“It’s okay, you don’t have to be ashamed if you need it but I would never take that stuff. Who knows what it’s doing to you.”
Psych meds. Anti-psychotics. Anti-depressants. Anxiety pills.
Crazy pills. That’s what I called what I took. For a while I cried every night at pill time over being the abject failure that I saw myself as for needing the pills just to be “normal” or “human”. One of the hardest things I had to accept early on was that I needed medication to cope with my existence and the symptoms of my injury. I knew what they all were, that’s what the psychiatric patients we took to crisis were either on or avoiding because of the side effects. I knew exactly who took those and I was one of them now. It didn’t help that when I did approach the subject early on in my journey I was always met with the same skepticism and consternation I had for it all.
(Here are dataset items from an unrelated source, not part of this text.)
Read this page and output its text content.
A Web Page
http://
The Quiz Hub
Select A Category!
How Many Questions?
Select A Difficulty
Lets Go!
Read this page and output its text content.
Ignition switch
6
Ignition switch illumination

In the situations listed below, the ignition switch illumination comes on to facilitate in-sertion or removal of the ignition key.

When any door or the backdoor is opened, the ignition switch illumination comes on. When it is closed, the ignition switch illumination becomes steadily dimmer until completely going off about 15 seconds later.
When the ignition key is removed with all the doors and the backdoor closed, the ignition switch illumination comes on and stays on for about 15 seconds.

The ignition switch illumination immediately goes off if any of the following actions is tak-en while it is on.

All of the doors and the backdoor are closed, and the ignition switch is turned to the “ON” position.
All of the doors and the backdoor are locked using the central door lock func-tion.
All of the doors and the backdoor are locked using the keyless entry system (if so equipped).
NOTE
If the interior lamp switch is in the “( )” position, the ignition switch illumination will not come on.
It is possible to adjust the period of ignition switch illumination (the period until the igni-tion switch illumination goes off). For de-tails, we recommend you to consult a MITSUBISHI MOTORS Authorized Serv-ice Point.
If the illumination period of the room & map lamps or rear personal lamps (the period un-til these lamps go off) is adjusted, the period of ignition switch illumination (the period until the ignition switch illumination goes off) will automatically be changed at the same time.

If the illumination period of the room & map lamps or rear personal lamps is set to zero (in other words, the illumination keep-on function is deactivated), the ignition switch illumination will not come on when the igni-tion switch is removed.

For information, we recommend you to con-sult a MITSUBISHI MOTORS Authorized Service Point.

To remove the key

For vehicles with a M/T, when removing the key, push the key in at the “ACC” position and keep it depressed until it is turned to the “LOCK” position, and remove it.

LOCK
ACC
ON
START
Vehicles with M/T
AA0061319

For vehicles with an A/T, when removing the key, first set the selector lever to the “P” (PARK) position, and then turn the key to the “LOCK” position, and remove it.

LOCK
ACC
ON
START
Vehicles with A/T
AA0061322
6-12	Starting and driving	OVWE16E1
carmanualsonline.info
Saying you take psychiatric medication feels like admitting you’ve drank the kool-aid or that you agree with stigmatization and labels. This seems especially common in the first responder community. No one ever says they’ve had a good experience with medication. They hide that they take it, speak of it with shame or speak against it.
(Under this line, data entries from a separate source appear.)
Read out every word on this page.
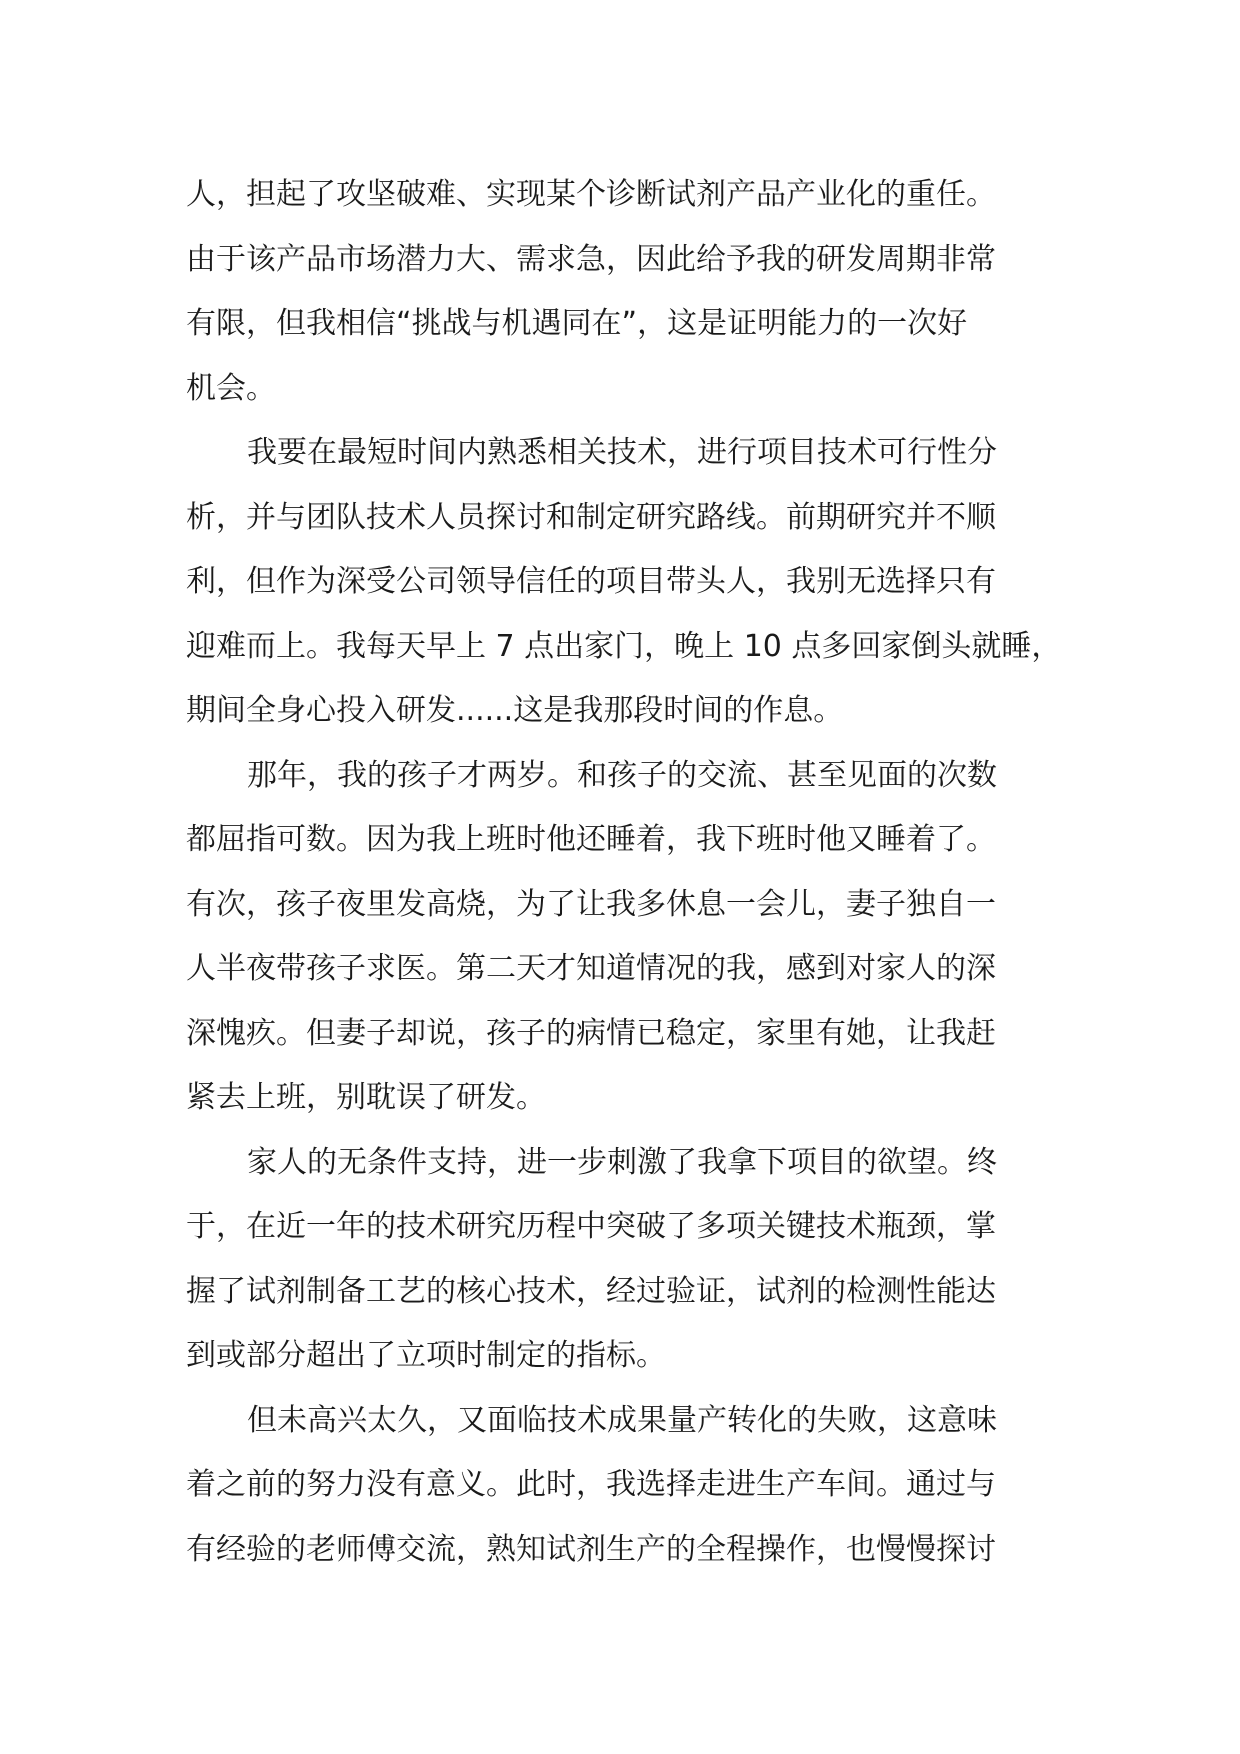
人，担起了攻坚破难、实现某个诊断试剂产品产业化的重任。
由于该产品市场潜力大、需求急，因此给予我的研发周期非常
有限，但我相信“挑战与机遇同在”，这是证明能力的一次好
机会。
我要在最短时间内熟悉相关技术，进行项目技术可行性分
析，并与团队技术人员探讨和制定研究路线。前期研究并不顺
利，但作为深受公司领导信任的项目带头人，我别无选择只有
迎难而上。我每天早上 7 点出家门，晚上 10 点多回家倒头就睡，
期间全身心投入研发......这是我那段时间的作息。
那年，我的孩子才两岁。和孩子的交流、甚至见面的次数
都屈指可数。因为我上班时他还睡着，我下班时他又睡着了。
有次，孩子夜里发高烧，为了让我多休息一会儿，妻子独自一
人半夜带孩子求医。第二天才知道情况的我，感到对家人的深
深愧疚。但妻子却说，孩子的病情已稳定，家里有她，让我赶
紧去上班，别耽误了研发。
家人的无条件支持，进一步刺激了我拿下项目的欲望。终
于，在近一年的技术研究历程中突破了多项关键技术瓶颈，掌
握了试剂制备工艺的核心技术，经过验证，试剂的检测性能达
到或部分超出了立项时制定的指标。
但未高兴太久，又面临技术成果量产转化的失败，这意味
着之前的努力没有意义。此时，我选择走进生产车间。通过与
有经验的老师傅交流，熟知试剂生产的全程操作，也慢慢探讨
It does take time to adjust. It takes time to stop. It takes time to figure out dosing. It takes time when the medication doesn’t work and you have to keep trying new ones. It takes a lot of time. It’s fucking shit. Ultimately it isn’t going to help everyone equally and evenly, true, but having that conversation with people who are generally problem drinkers seems unreal in its own way. Thing is, looking back, I would have been sick that whole time anyway so what was I losing? The experience only seemed worth it once I realized that I wasn’t feeling as shitty as I had been. I actually wanted to do stuff again. Open curtains didn’t make me angry. People were a little less exhausting.
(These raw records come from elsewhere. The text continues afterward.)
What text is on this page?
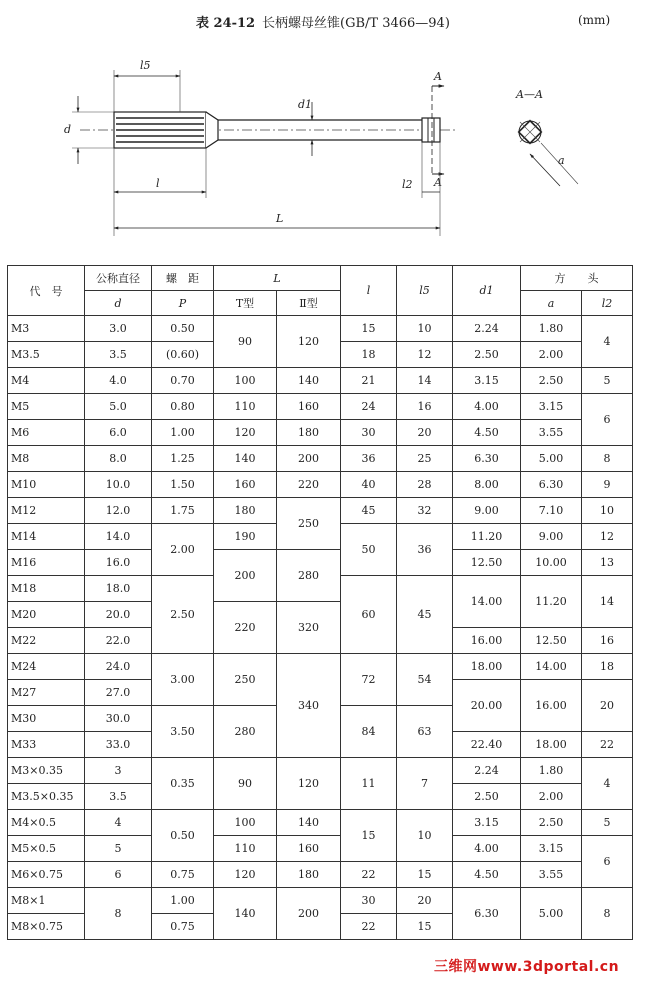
表 24-12 长柄螺母丝锥(GB/T 3466—94)	(mm)
A
A
d
d1
l5
l	l2
L
A—A
a
代　号	公称直径	螺　距	L		l	l5	d1	方　　头	
	d	P	T型	Ⅱ型				a	l2
M3	3.0	0.50	90	120	15	10	2.24	1.80	4
M3.5	3.5	(0.60)			18	12	2.50	2.00	
M4	4.0	0.70	100	140	21	14	3.15	2.50	5
M5	5.0	0.80	110	160	24	16	4.00	3.15	6
M6	6.0	1.00	120	180	30	20	4.50	3.55	
M8	8.0	1.25	140	200	36	25	6.30	5.00	8
M10	10.0	1.50	160	220	40	28	8.00	6.30	9
M12	12.0	1.75	180	250	45	32	9.00	7.10	10
M14	14.0	2.00	190		50	36	11.20	9.00	12
M16	16.0		200	280			12.50	10.00	13
M18	18.0	2.50			60	45	14.00	11.20	14
M20	20.0		220	320					
M22	22.0						16.00	12.50	16
M24	24.0	3.00	250	340	72	54	18.00	14.00	18
M27	27.0						20.00	16.00	20
M30	30.0	3.50	280		84	63			
M33	33.0						22.40	18.00	22
M3×0.35	3	0.35	90	120	11	7	2.24	1.80	4
M3.5×0.35	3.5						2.50	2.00	
M4×0.5	4	0.50	100	140	15	10	3.15	2.50	5
M5×0.5	5		110	160			4.00	3.15	6
M6×0.75	6	0.75	120	180	22	15	4.50	3.55	
M8×1	8	1.00	140	200	30	20	6.30	5.00	8
M8×0.75		0.75			22	15			
三维网www.3dportal.cn
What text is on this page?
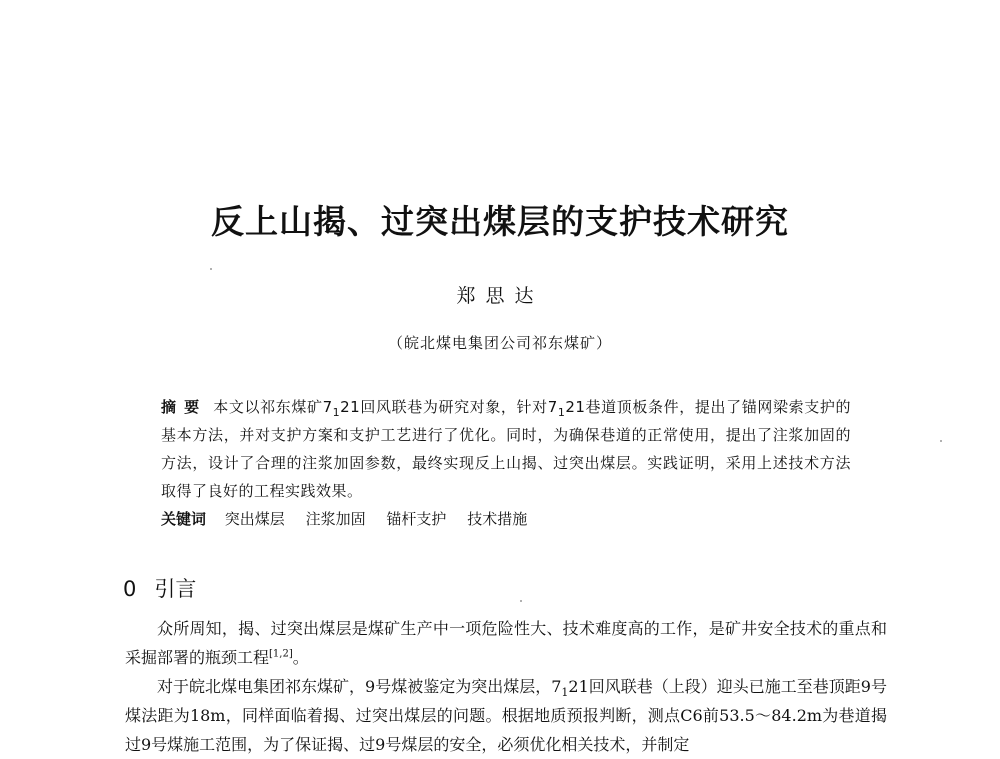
反上山揭、过突出煤层的支护技术研究
郑思达
（皖北煤电集团公司祁东煤矿）
摘要 本文以祁东煤矿$7_121$回风联巷为研究对象，针对$7_121$巷道顶板条件，提出了锚网梁索支护的基本方法，并对支护方案和支护工艺进行了优化。同时，为确保巷道的正常使用，提出了注浆加固的方法，设计了合理的注浆加固参数，最终实现反上山揭、过突出煤层。实践证明，采用上述技术方法取得了良好的工程实践效果。
关键词 突出煤层 注浆加固 锚杆支护 技术措施
0 引言

众所周知，揭、过突出煤层是煤矿生产中一项危险性大、技术难度高的工作，是矿井安全技术的重点和采掘部署的瓶颈工程[1,2]。

对于皖北煤电集团祁东煤矿，9号煤被鉴定为突出煤层，$7_121$回风联巷（上段）迎头已施工至巷顶距9号煤法距为18m，同样面临着揭、过突出煤层的问题。根据地质预报判断，测点C6前53.5～84.2m为巷道揭过9号煤施工范围，为了保证揭、过9号煤层的安全，必须优化相关技术，并制定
I increased my fluoxetine yesterday. I’m feeling really overwhelmed and I’m struggling again lately. I can feel myself falling through the cracks. I’m aware, I’m fighting back, this wasn’t my first option but it’s there as a next step and it feels empowering and relieving to have that tool instead of just wondering how far I’m going to fall this time while I’m slipping anyway.
I’m here to say I do take that stuff. It can’t break what’s already broke, can it? Do I want to take it? No. Am I happy about it? No. Can I accept that it helped? Well, can you?